5 Dans quelle mesure peut-on parler d’une insurrection des corps ? L’intense couverture médiatique des révoltes arabes a fait la part belle aux images de femmes où ces dernières avaient revêtu les habits et les attributs de la liberté, allant jusqu’à l’incarner dans les manifestations publiques. C’est particulièrement le cas de certaines photographies prises en Tunisie où parmi les valeurs de la nation démocratique, la « Liberté », était représentée par une femme, ou une jeune fille, montée sur les épaules d’un jeune homme tout en agitant le drapeau national. Ces images qui ont circulé dans toute la globosphère, ne sont pas sans rappeler celles de la Révolution française que les commentateurs étrangers ont érigée en modèle de l’épisode tunisien. On ne peut manquer d’évoquer alors la célébration à partir de 1792 de « la République en allégorie [féminine] de la Liberté », avec Maurice Agulhon (1979) qui, dans son étude iconographique, montre comment elle « a eu la double forme de la représentation plastique et de la théâtralité vivante ». Et le discours traduit en figures allégoriques avait « un peuple entier comme auditoire » (Agulhon, 1979 : 40).

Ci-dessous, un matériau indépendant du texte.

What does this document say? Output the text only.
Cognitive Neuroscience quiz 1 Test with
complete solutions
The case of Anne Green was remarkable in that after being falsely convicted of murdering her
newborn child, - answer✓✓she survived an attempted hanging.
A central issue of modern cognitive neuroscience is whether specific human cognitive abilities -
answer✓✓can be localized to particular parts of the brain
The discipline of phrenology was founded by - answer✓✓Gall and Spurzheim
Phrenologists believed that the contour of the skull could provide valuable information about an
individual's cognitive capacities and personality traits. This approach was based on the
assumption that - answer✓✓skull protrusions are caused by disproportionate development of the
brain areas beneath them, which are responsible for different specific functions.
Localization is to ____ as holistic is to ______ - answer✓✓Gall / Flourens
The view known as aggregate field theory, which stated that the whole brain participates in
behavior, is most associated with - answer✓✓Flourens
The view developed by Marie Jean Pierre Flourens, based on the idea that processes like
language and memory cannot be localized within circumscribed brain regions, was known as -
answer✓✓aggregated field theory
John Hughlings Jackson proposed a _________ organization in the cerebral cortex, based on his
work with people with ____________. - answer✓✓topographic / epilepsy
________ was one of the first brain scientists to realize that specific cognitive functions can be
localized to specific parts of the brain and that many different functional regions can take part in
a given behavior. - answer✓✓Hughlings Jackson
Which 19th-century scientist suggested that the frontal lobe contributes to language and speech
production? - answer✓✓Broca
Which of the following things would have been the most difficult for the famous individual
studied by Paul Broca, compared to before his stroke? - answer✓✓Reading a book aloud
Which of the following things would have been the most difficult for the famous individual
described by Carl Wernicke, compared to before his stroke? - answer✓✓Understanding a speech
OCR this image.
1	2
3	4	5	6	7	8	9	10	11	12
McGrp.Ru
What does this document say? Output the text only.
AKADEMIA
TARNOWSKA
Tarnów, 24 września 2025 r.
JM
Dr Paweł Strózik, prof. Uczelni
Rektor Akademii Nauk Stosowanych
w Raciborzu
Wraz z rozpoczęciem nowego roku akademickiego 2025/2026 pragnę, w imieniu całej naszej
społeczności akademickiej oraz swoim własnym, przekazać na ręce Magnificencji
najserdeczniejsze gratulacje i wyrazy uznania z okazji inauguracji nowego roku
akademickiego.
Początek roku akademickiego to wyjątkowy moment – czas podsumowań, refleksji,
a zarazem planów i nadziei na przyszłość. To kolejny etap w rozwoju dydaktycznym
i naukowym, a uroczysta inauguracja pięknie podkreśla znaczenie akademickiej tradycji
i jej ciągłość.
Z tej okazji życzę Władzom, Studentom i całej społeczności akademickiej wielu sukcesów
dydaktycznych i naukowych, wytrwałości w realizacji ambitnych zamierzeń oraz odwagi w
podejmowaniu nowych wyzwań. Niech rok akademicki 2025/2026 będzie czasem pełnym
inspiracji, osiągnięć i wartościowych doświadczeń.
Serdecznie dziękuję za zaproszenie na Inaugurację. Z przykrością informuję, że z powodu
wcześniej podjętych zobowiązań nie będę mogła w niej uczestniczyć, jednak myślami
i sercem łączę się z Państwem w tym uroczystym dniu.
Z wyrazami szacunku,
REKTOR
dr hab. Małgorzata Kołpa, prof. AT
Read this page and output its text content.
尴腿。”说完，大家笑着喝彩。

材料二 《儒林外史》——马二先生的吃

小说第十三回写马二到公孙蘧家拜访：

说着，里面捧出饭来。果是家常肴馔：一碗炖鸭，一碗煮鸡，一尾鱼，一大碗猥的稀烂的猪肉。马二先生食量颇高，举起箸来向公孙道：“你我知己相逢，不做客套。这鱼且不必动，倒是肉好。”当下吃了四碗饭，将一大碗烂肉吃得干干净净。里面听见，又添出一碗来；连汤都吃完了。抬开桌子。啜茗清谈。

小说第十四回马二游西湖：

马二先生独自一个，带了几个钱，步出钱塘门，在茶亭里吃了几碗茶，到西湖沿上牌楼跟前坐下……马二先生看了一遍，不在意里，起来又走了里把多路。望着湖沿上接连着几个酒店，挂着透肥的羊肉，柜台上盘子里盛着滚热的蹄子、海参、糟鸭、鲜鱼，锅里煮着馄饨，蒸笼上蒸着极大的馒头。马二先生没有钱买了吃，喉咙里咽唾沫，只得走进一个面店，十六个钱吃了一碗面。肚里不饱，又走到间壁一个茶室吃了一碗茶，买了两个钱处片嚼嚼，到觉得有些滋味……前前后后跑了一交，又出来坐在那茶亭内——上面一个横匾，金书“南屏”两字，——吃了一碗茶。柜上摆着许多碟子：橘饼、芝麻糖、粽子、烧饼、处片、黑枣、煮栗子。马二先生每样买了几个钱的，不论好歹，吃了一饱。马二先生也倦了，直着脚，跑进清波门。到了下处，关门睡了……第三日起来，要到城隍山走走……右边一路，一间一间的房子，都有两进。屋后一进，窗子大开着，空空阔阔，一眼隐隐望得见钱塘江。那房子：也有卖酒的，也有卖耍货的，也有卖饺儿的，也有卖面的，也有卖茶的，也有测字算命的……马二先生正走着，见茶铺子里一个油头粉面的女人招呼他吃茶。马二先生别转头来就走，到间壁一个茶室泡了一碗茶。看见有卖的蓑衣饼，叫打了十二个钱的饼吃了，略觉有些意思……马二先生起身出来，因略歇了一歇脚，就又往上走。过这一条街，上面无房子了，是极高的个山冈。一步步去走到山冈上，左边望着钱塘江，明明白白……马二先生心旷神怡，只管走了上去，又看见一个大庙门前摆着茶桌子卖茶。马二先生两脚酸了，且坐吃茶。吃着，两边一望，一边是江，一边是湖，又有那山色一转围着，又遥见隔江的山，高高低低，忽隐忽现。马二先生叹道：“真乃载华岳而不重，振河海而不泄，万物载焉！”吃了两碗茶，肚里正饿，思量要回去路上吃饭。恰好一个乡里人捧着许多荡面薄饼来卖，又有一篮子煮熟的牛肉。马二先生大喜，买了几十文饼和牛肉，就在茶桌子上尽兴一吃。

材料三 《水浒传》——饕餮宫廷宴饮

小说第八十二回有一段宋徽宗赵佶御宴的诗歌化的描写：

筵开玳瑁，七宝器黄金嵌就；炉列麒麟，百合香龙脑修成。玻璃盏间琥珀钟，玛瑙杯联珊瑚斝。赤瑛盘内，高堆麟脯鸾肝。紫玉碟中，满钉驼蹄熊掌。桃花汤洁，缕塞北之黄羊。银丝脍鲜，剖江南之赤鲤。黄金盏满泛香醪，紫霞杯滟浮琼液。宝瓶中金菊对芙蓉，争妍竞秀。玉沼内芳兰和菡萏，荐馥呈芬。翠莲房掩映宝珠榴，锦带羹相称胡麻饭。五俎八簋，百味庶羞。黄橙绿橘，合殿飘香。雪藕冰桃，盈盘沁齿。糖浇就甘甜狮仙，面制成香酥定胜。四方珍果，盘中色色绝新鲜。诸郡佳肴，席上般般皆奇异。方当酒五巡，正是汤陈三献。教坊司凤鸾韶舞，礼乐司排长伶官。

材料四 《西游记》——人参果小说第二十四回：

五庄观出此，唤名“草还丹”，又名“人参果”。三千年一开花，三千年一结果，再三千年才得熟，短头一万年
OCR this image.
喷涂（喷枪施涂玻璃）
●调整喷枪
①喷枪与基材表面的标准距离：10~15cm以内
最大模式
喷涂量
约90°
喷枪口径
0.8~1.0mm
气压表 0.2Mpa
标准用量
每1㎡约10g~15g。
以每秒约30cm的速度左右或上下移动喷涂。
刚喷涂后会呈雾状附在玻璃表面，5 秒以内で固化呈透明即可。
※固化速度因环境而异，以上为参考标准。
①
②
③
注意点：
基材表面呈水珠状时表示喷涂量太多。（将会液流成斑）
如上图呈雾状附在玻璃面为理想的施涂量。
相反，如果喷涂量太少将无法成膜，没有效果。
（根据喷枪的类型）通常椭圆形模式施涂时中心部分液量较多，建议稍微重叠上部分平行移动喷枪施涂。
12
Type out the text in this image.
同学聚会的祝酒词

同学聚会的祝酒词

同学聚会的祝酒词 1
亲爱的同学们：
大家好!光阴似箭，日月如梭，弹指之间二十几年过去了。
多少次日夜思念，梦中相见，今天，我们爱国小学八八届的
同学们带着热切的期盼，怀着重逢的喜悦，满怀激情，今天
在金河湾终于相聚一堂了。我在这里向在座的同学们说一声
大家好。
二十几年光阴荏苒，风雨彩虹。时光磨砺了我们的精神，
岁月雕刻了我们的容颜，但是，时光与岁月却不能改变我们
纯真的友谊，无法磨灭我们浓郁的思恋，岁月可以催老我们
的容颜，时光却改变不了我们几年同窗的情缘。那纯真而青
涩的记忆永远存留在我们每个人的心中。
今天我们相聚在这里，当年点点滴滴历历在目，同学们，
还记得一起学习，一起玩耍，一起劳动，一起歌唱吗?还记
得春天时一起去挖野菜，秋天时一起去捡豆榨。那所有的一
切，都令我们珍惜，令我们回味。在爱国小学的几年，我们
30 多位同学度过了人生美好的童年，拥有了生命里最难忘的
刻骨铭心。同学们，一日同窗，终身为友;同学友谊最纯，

Désormais, l’image de la déesse disputera sa place, selon les époques, à celle de la sauvageonne montant sur les barricades.
6 Pendant les révoltes arabes, cette imagerie des femmes en position de « guide », qui a coïncidé avec des moments forts de la révolte, ne correspond pas à la prise de pouvoir réel par des forces hégémoniques situées du côté du masculin, puis sa récupération par des forces rétrogrades. Pourtant, il faut reconnaître que c’est avec ces révoltes que de nombreuses résistances féminines se sont exprimées et que les femmes ne peuvent plus être uniquement considérées comme des victimes de la domination.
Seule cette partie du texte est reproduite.